Contrary to what some commentators might suggest, however, the economy will not immediately fall into a recession if Congress does not reach agreement on all of these issues by the end of 2012. Indeed, the "fiscal cliff" is better described as a "fiscal slope," as the economic impact of the changes is likely to be gradual. The hit to families' budgets from tax changes, and to federal program budgets from spending cuts, will be modest as long as Congress acts relatively early in 2013 to renew tax cuts for low- and moderate-income families and cancel automatic cuts.

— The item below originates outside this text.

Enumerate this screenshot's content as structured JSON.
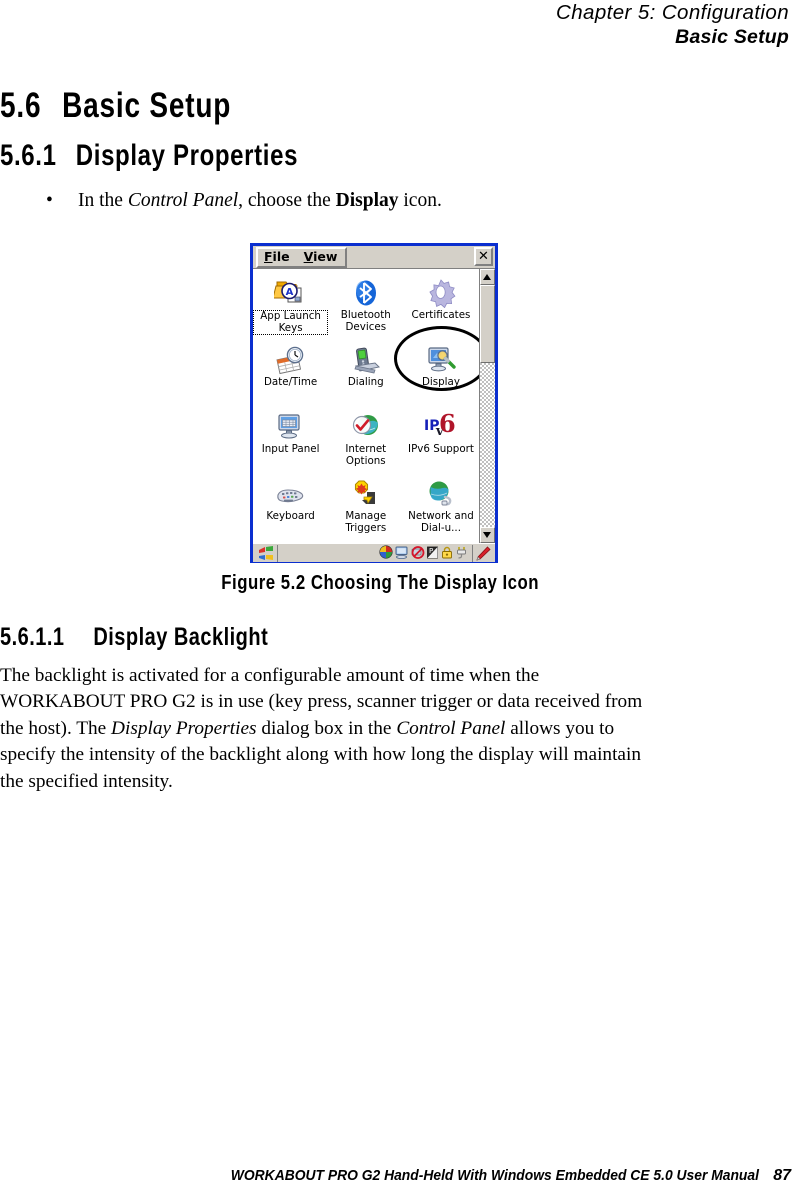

But there is one program set to expire in December that will create a real financial cliff for millions of Americans: federal emergency unemployment insurance (UI) benefits for jobless workers who have exhausted their state benefits (typically after six months). After December 29, 2012, 2.1 million unemployed workers will see their benefits immediately cut off if Congress does not renew the federal UI program. (You can see how many would lose benefits in your state here.) Federal UI benefits provide a lifeline for jobless workers, helping families avoid falling into poverty and promoting job growth by keeping dollars flowing into the economy. Allowing these benefits to expire while unemployment remains very high would pull vital support from families struggling to make ends meet and create a serious drag on the recovery. Congress has never before terminated federal UI benefits when the unemployment rate was above 7.2 percent — and the current rate is 7.9 percent.

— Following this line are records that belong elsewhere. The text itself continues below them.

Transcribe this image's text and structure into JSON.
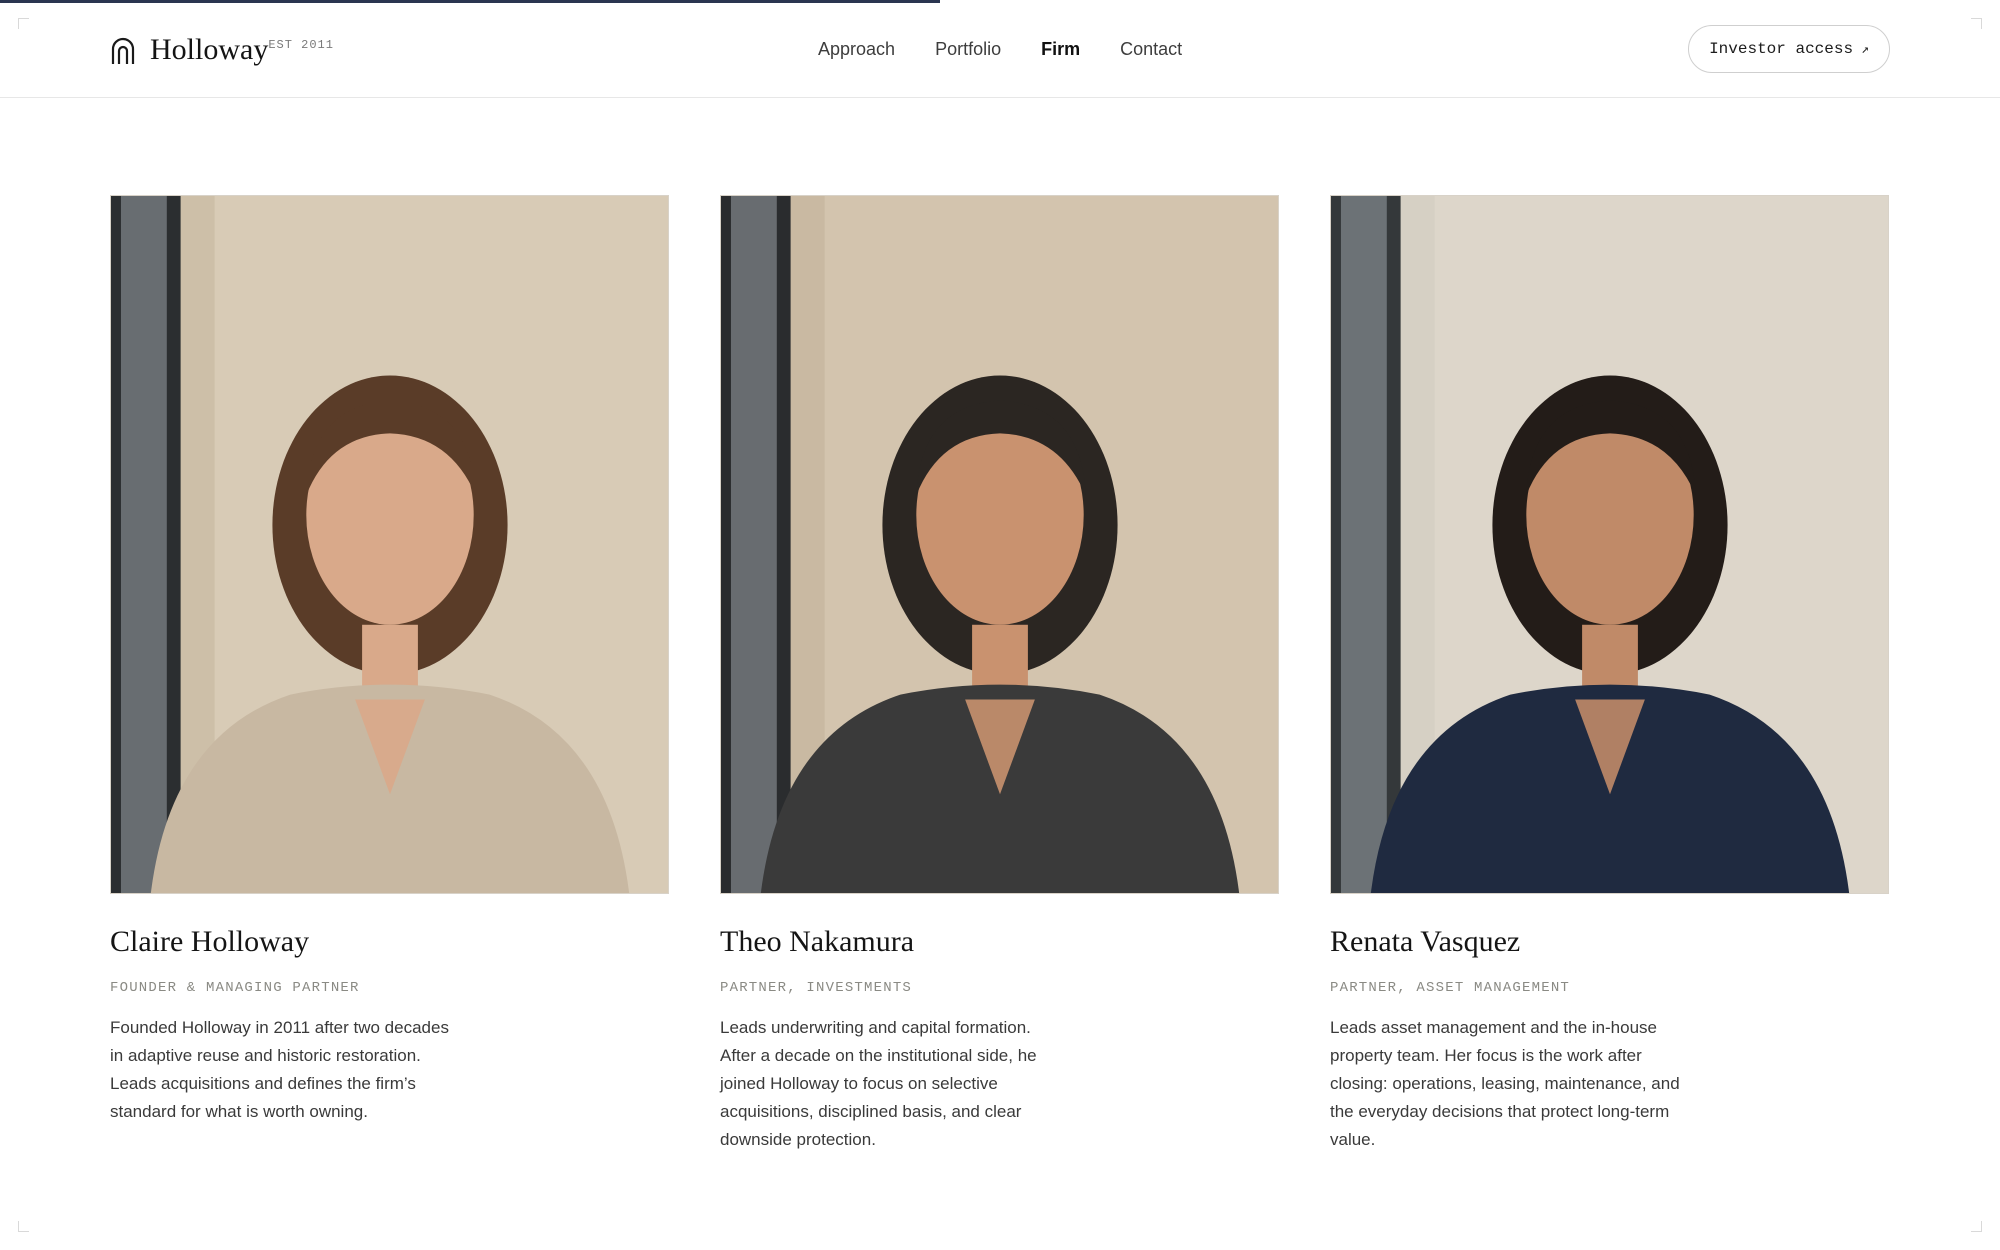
{
  "brand": {
    "name": "Holloway",
    "est": "EST 2011",
    "icon": "arch-icon"
  },
  "nav": {
    "items": [
      "Approach",
      "Portfolio",
      "Firm",
      "Contact"
    ],
    "active": "Firm"
  },
  "investor_button": {
    "label": "Investor access",
    "icon": "arrow-up-right-icon"
  },
  "scroll_progress": 0.47,
  "team": [
    {
      "name": "Claire Holloway",
      "role": "FOUNDER & MANAGING PARTNER",
      "bio": "Founded Holloway in 2011 after two decades in adaptive reuse and historic restoration. Leads acquisitions and defines the firm’s standard for what is worth owning.",
      "photo": {
        "icon": "portrait-photo",
        "palette": {
          "bg": "#cdbfa8",
          "wall": "#d8cbb6",
          "hair": "#5a3c28",
          "skin": "#d9a98a",
          "top": "#c8b8a2",
          "window": "#2b2e30"
        }
      }
    },
    {
      "name": "Theo Nakamura",
      "role": "PARTNER, INVESTMENTS",
      "bio": "Leads underwriting and capital formation. After a decade on the institutional side, he joined Holloway to focus on selective acquisitions, disciplined basis, and clear downside protection.",
      "photo": {
        "icon": "portrait-photo",
        "palette": {
          "bg": "#c9b9a2",
          "wall": "#d3c4ae",
          "hair": "#2b2622",
          "skin": "#c9926f",
          "top": "#3a3a3a",
          "window": "#2a2c2e"
        }
      }
    },
    {
      "name": "Renata Vasquez",
      "role": "PARTNER, ASSET MANAGEMENT",
      "bio": "Leads asset management and the in-house property team. Her focus is the work after closing: operations, leasing, maintenance, and the everyday decisions that protect long-term value.",
      "photo": {
        "icon": "portrait-photo",
        "palette": {
          "bg": "#d6d0c4",
          "wall": "#ddd6ca",
          "hair": "#231c18",
          "skin": "#c08a68",
          "top": "#1f2a40",
          "window": "#34383a"
        }
      }
    }
  ]
}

Real and lasting damage will be done if Members of Congress allow misguided fears to pressure them into a bad deal that piles more program cuts on top of the $1.5 trillion enacted in recent years, without doing a thing to boost the recovery or make the wealthiest among us pay their fair share of taxes. I'm counting on progressive Members to hold out — until 2013 if necessary — for a budget plan that protects vulnerable women and families, promotes job growth and economic recovery, and requires the richest Americans and corporations to pay their fair share. But I'm also counting on Congress to recognize that 2.1 million jobless workers can't wait until January to know that federal UI benefits will still be there for them.